You may not remember his name, but all of us know the song he wrote as a testimony of his life: “Amazing Grace.”
(Robert Renberg Jr, Grace Bible Church, Michigan)
More About John Newton
John Newton (1725-1807) was a former English navy midshipman who deserted and eventually became a servant to a slave-trader. Rescued from servanthood, he was converted to Christianity in 1748 at the age of 23. For the next six years, Newton commanded a slave ship. An avid reader, he educated himself by reading the Bible and other classic literature. Due to ill health, he abandoned the sea and took a job in Liverpool for nine years, during which time he interacted with George Whitefield and John Wesley. He was ordained to the curacy of Olney in 1764.
While pastoring in Olney, Newton published hymns, of which his most well-known would become the timeless classic, Amazing Grace.
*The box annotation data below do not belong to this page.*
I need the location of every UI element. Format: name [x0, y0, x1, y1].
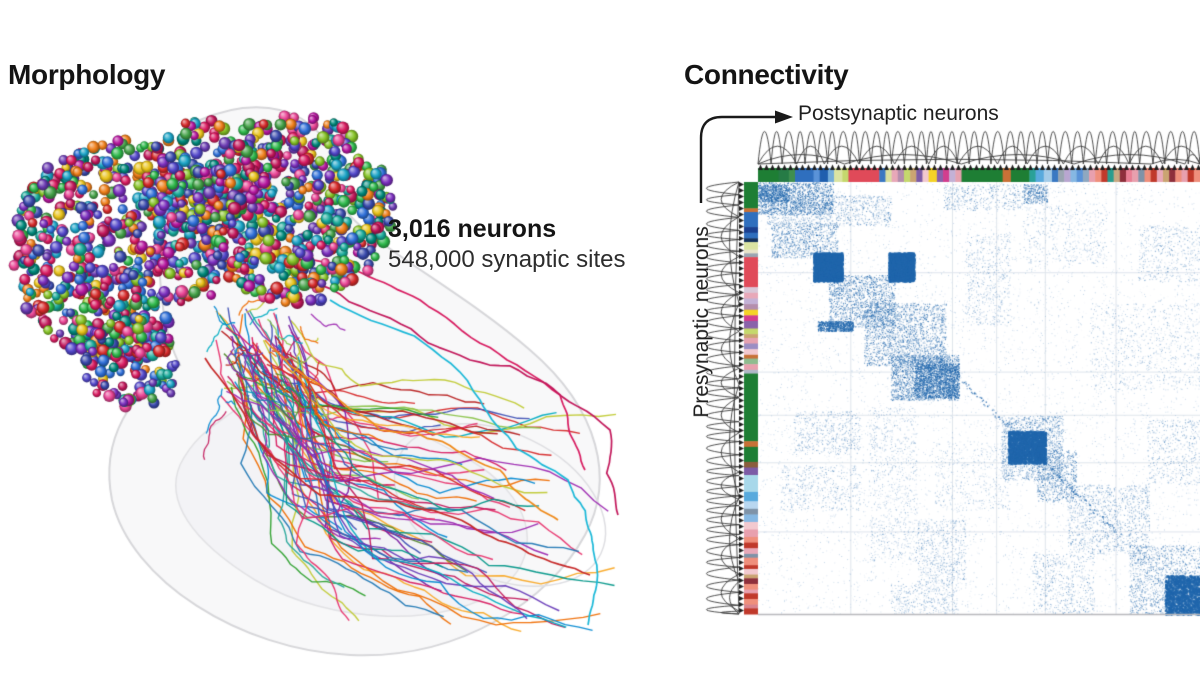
postsynaptic-arrow [699, 110, 793, 203]
brain-morphology-rendering [0, 80, 670, 672]
postsynaptic-neurons-label: Postsynaptic neurons [798, 102, 999, 125]
synaptic-sites-count: 548,000 synaptic sites [388, 246, 626, 273]
presynaptic-neurons-label: Presynaptic neurons [690, 226, 713, 418]
neuron-count: 3,016 neurons [388, 215, 557, 243]
connectivity-panel-title: Connectivity [684, 58, 849, 90]
arrow-shaft [699, 115, 775, 203]
neuron-stats: 3,016 neurons 548,000 synaptic sites [388, 214, 625, 275]
arrowhead-icon [775, 110, 793, 124]
connectivity-matrix-canvas [690, 130, 1200, 626]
During this time he came to deeply regret his his former involvement in the slave trade, and joined forces with William Wilberforce in the campaign for abolition, writing an abolitionist tract in 1787. Although originally buried in London, work on the subway system threatened his grave, which was subsequently moved to St. Peter & St. Paul Parish in Olney. The 2006 movie Amazing Grace portrays the story of Wilberforce and Newton in their opposition to slavery.